数多の名牝を送り出したオークスですが、無敗のまま樫女王を
戴冠したのは、つい昨年もラヴズオンリーユーが達成しており
能力の差が歴然としがちな、牝馬同士で同世代の対決であれば
かなり前例が多いのではと調べたら、ここまでに80回を重ねる
歴史でわずか5頭だけでした。

初代の無敗の女王は、戦前最後のオークスを8連勝で制覇した
稀代の名牝クリフジでした。彼女は生涯11戦11勝と不敗のまま
ダービーをレコード、菊花賞を大差勝ちと規格外の馬でした。
第2次大戦による中止を挟んで、戦後初に行われたオークスは
ミツマサが4連勝で。

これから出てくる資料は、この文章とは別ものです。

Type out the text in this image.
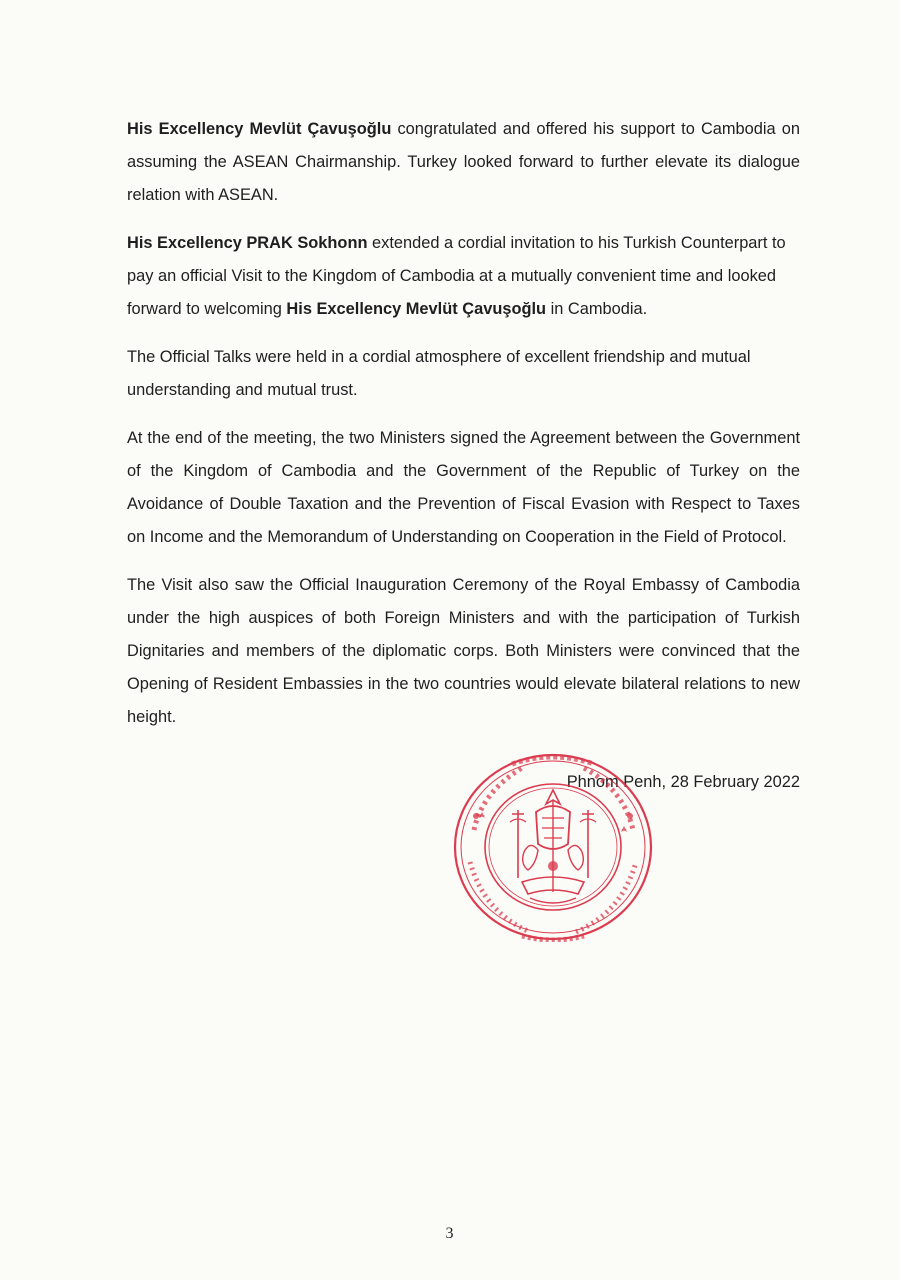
His Excellency Mevlüt Çavuşoğlu congratulated and offered his support to Cambodia on assuming the ASEAN Chairmanship. Turkey looked forward to further elevate its dialogue relation with ASEAN.

His Excellency PRAK Sokhonn extended a cordial invitation to his Turkish Counterpart to pay an official Visit to the Kingdom of Cambodia at a mutually convenient time and looked forward to welcoming His Excellency Mevlüt Çavuşoğlu in Cambodia.

The Official Talks were held in a cordial atmosphere of excellent friendship and mutual understanding and mutual trust.

At the end of the meeting, the two Ministers signed the Agreement between the Government of the Kingdom of Cambodia and the Government of the Republic of Turkey on the Avoidance of Double Taxation and the Prevention of Fiscal Evasion with Respect to Taxes on Income and the Memorandum of Understanding on Cooperation in the Field of Protocol.

The Visit also saw the Official Inauguration Ceremony of the Royal Embassy of Cambodia under the high auspices of both Foreign Ministers and with the participation of Turkish Dignitaries and members of the diplomatic corps. Both Ministers were convinced that the Opening of Resident Embassies in the two countries would elevate bilateral relations to new height.

Phnom Penh, 28 February 2022
3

当時はオークスが秋の開催だったために
何と3歳10月中旬デビューと仕上がりの遅れた彼女が連戦連勝
デビューから数えて38日目という最短記録で優勝しています。

現行時期に定着してからは、後に三冠馬シンザンを生むコンビ
武田文吾調教師と栗田勝騎手コンビで57年にミスオンワードが
8連勝で桜花賞とオークスを制し、連闘で臨んだダービーでは
17着に大敗して、無念にも無敗記録が途絶えてしまいました。
それから49年を経て、3歳2月デビューのカワカミプリンセスが
84日目にオークス挑戦!後に牝馬三冠馬アーモンドアイの母と
なるフサイチパンドラと叩き合って、無敗女王に君臨します。

さて今年は、デアリングタクト、アプレイズ、デゼルの3頭が
難関に挑みます。デアリングはご存じ桜花賞を含めて3戦3勝!
キャリア4戦目は、ミツマサ、カワカミプリンセスと同じです。
アプレイズ、デゼルはやっと3戦目です。もしも勝つようなら
史上最少キャリアでの女王戴冠の記録を打ち立てる快挙です。

デゼルのデビュー70日目の戴冠は、ミツマサには及びませんが
春に移行してからは最短!天才少女ぶりが伝わる快記録です。
また、母アヴニールセルタンは無敗のまま仏オークスの女王に
輝いており母娘で日仏オークス無敗制覇の勲章も手にします。
競走馬として、繁殖牝馬として、ここまで優秀な実績を残した
セルタンですが昨年惜しくも急逝、ここは弔い合戦の大一番!

デアリング、デゼルのスケールが雄大な競馬っぷりに比べると
少なからず見劣りする印象もあるアプレイズですが父キズナも
初年度から5頭の重賞勝馬を出したように勢いは劣りません。
それぞれ個性的な無敗馬たちの個性なりの戦いが楽しみです。
果たして史上6頭目になる無敗のオークス馬が誕生するのか?
胸躍るゲートインの瞬間を、息を詰めて待ち構えています。